Dan liputan gempa bumi Kumamoto 2016 itulah yang membawa kami ke persimpangan jalan. Tidak lama setelah pukul 21:00, tepat setelah gempa bumi, saya dan rekan saya menuju ke Kumamoto dan menyelesaikan liputan serta mengirimkan hasil liputan dari pukul 05:00 hingga 10:00 keesokan paginya. Kami berhasil kembali ke hotel, yang buka untuk bisnis, dan pergi tidur untuk besok, tetapi pada jam 1 pagi malam itu kami diguncang gempa utama dengan kekuatan 6+. Saya ingat bergegas ke bawah meja saya dan mendengarkan derit dinding hotel, hanya memikirkan rasa takut saya akan mati dan bagaimana saya akan selamat. Namun demikian, saya berhasil selamat dan dapat melanjutkan liputan.
Keesokan harinya, setelah mewawancarai dua tempat, saya menyadari bahwa saya masih merasakan gempa dan kehidupan para petani adalah 'urusan orang lain'. Yang pertama adalah seorang petani tomat berusia 50-an tahun.
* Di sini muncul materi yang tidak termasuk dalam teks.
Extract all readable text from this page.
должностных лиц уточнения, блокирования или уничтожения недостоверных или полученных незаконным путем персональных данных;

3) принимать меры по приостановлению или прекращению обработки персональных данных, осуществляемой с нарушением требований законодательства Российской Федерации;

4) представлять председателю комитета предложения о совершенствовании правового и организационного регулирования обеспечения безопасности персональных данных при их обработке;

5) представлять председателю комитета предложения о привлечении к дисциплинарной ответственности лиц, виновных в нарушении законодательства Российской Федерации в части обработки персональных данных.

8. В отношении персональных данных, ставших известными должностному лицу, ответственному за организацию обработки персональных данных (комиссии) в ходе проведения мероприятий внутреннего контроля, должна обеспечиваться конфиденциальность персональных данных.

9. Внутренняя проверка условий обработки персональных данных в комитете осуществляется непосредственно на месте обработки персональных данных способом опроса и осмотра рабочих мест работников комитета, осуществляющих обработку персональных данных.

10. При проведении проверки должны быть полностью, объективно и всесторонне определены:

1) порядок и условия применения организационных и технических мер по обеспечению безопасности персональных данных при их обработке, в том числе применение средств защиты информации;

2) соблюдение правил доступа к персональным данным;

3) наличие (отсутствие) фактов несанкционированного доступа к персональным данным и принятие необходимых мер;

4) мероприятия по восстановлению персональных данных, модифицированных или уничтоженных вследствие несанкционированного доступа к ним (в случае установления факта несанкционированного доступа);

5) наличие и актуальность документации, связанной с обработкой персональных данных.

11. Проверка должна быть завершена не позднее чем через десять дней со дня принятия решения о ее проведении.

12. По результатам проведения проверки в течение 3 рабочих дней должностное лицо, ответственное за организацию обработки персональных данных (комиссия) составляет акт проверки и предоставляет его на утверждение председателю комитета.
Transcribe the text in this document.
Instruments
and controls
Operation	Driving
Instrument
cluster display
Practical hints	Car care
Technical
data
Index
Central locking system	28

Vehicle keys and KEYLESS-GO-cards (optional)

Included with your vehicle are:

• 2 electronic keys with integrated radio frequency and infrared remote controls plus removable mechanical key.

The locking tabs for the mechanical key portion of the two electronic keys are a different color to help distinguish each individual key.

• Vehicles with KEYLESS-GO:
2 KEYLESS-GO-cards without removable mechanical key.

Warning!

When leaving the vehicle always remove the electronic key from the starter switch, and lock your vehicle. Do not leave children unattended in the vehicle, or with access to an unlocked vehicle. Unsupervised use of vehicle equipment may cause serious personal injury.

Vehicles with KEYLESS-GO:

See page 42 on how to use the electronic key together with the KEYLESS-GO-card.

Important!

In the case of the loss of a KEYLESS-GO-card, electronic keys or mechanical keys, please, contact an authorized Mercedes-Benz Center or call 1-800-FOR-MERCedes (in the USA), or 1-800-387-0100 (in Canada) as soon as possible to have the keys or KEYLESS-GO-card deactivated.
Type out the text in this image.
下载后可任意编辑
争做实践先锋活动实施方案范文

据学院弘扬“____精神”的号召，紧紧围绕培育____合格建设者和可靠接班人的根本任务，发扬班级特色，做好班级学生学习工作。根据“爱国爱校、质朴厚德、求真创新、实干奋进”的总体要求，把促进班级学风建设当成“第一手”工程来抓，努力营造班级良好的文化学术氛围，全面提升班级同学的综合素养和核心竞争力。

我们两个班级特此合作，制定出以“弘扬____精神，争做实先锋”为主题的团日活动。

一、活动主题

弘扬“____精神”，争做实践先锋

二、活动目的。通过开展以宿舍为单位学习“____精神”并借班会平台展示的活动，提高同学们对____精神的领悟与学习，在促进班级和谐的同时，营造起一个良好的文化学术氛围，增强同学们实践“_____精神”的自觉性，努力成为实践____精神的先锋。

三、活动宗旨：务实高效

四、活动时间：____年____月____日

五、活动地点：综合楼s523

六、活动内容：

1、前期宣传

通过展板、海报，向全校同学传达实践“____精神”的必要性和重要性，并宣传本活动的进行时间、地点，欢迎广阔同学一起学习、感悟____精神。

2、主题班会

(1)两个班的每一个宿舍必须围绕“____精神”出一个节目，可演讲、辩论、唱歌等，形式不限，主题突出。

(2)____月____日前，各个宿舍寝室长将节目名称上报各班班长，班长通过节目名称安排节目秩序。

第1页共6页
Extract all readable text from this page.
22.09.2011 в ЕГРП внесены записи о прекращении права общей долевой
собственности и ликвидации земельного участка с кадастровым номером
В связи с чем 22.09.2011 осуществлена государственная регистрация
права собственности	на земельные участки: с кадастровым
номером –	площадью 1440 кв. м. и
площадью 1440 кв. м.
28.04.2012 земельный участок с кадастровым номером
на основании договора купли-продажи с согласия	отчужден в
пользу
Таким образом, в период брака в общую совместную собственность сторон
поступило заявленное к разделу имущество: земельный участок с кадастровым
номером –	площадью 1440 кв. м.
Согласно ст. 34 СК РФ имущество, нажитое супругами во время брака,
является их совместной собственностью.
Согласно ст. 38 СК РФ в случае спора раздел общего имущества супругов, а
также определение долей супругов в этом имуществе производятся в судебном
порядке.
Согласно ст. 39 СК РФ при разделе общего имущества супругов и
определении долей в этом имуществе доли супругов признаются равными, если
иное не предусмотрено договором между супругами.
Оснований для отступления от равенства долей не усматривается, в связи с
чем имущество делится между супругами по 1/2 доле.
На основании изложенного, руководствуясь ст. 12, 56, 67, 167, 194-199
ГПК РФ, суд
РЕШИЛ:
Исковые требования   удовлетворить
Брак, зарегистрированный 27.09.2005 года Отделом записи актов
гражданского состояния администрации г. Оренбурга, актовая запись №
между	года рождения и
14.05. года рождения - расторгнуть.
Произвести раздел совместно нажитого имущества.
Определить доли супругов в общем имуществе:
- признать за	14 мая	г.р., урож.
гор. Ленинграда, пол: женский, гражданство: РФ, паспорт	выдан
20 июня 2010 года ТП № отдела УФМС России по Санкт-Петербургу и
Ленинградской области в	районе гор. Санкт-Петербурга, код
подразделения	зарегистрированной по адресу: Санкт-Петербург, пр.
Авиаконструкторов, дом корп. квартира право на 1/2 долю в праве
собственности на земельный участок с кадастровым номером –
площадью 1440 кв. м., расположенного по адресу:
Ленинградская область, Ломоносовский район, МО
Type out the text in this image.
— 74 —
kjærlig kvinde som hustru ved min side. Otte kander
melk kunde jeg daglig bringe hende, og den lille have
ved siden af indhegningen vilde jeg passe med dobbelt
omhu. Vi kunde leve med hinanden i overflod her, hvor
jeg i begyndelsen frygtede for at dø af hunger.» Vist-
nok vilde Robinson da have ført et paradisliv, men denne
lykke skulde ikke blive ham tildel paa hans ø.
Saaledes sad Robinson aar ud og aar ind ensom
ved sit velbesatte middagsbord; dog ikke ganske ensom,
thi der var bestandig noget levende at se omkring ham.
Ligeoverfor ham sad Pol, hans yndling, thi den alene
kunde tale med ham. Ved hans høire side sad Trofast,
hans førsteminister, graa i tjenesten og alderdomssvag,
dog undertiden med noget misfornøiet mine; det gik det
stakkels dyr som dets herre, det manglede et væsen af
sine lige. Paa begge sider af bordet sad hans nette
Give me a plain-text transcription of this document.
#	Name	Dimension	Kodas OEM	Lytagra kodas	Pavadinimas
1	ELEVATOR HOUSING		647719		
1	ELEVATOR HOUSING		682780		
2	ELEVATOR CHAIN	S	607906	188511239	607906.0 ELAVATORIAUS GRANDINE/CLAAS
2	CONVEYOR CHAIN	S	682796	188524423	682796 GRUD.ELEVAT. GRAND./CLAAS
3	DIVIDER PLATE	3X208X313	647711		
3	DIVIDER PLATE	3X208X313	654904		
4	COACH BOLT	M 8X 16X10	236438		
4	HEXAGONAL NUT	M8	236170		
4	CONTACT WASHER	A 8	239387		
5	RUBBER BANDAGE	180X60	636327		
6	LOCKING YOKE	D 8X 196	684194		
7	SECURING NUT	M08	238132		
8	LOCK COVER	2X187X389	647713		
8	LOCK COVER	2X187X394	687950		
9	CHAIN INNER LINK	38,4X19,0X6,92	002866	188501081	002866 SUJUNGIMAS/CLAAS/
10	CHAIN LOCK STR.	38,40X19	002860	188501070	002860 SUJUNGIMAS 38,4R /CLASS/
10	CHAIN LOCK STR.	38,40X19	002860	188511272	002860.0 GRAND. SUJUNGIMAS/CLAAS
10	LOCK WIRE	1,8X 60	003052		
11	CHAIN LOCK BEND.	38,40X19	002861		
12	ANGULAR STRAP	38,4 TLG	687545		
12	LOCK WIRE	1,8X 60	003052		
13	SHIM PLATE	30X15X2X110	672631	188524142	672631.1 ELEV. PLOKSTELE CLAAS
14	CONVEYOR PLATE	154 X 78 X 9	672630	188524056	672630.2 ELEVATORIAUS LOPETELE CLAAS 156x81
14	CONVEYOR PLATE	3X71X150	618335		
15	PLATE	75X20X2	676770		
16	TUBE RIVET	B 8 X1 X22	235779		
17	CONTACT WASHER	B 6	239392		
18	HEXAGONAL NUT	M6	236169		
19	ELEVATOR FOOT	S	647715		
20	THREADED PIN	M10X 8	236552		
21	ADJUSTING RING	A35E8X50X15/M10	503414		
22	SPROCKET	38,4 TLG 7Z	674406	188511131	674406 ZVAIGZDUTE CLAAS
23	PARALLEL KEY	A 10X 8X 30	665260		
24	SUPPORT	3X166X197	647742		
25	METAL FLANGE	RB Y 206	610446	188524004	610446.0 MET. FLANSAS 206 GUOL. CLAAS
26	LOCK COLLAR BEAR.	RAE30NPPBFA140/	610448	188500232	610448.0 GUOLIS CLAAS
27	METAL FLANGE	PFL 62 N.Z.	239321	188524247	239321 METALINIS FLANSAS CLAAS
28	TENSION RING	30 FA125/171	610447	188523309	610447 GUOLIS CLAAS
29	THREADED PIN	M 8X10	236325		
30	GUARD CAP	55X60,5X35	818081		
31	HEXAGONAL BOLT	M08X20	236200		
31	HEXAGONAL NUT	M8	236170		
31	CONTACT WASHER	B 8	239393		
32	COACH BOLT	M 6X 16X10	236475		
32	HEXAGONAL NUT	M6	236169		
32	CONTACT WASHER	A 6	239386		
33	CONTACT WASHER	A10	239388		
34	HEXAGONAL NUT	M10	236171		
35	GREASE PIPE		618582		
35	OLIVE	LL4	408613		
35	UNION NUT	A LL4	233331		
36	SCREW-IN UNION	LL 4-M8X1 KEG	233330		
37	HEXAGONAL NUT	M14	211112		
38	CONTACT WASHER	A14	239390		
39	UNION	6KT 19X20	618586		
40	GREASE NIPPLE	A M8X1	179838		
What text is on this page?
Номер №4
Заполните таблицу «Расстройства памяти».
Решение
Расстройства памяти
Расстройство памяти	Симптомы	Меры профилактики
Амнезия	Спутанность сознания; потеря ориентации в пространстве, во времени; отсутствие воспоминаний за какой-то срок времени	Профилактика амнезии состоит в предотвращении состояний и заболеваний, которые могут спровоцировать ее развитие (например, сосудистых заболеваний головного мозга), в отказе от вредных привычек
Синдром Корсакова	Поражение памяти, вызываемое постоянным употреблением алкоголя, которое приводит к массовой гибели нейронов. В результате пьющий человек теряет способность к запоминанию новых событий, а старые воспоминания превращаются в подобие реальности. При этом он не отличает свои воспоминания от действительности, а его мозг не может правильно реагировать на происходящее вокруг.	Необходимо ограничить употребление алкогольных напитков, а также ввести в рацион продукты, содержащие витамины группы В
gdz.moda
Pada hari ketika rumahnya runtuh, ia pergi dari tempat penampungan di pagi hari untuk memanen tomat, dan mengatakan bahwa tomatnya akan hancur. Yang kedua adalah panti jompo JA yang berada di dekat pusat gempa. Mereka tetap melayani para lansia yang terkena dampak gempa tanpa libur sama sekali. Bisakah Anda mempercayainya? Jika saya ada di sini, bisakah saya melakukan hal ini? Saya bertanya pada diri sendiri.
Setelah menyerahkan hasil liputan kepada kelompok berikutnya, saya kembali ke kamar dan berpikir tentang kampung halaman saya, Beilong. Saya masih berpikir bahwa menulis artikel adalah pekerjaan yang sangat penting untuk dunia pertanian. Namun, saya pikir kita perlu belajar lebih banyak tentang dunia pertanian dan lebih terlibat dalam dunia yang bukan urusan orang lain. Itulah yang saya pikirkan.
Saya tidak tahu apakah saya bisa menghasilkan lebih banyak uang daripada sebelumnya. Saya tidak tahu apakah saya akan menikmati kehidupan kota. Mungkin ini adalah "pemborosan". Namun, ini adalah kenyataan yang tidak asing bagi pertanian, dan kota Beiryu, yang terkenal dengan bunga mataharinya yang indah. Saya adalah pendatang baru pertama di pusat beras ini dalam 20 tahun terakhir. Saya harus memikirkan apa yang harus dilakukan dengan 150 kota di Iwamura yang kekurangan penerus. Sekarang saya sedang memikirkan apakah akan mengarah pada penggabungan atau mempertimbangkan sistem yang memungkinkan pengelolaan bersama berdasarkan kelompok tani, sambil berbicara sedikit demi sedikit dengan penduduk setempat.
Hal pertama yang perlu kita lakukan sekarang adalah tidak membuatnya tampak seperti pemborosan. Hasilkan dan nikmati. Kita harus memastikan bahwa di masa depan, kita akan mampu mengelola dan menciptakan komunitas petani di mana pertanian menjadi tempat kerja yang kita idam-idamkan.
Ini bukan urusan orang lain. Saya akan membangun komunitas dan kota saya sendiri. Mulai sekarang, saya akan menunjukkan kepada mereka bahwa saya adalah petani yang tidak ingin menjadi 'sampah'.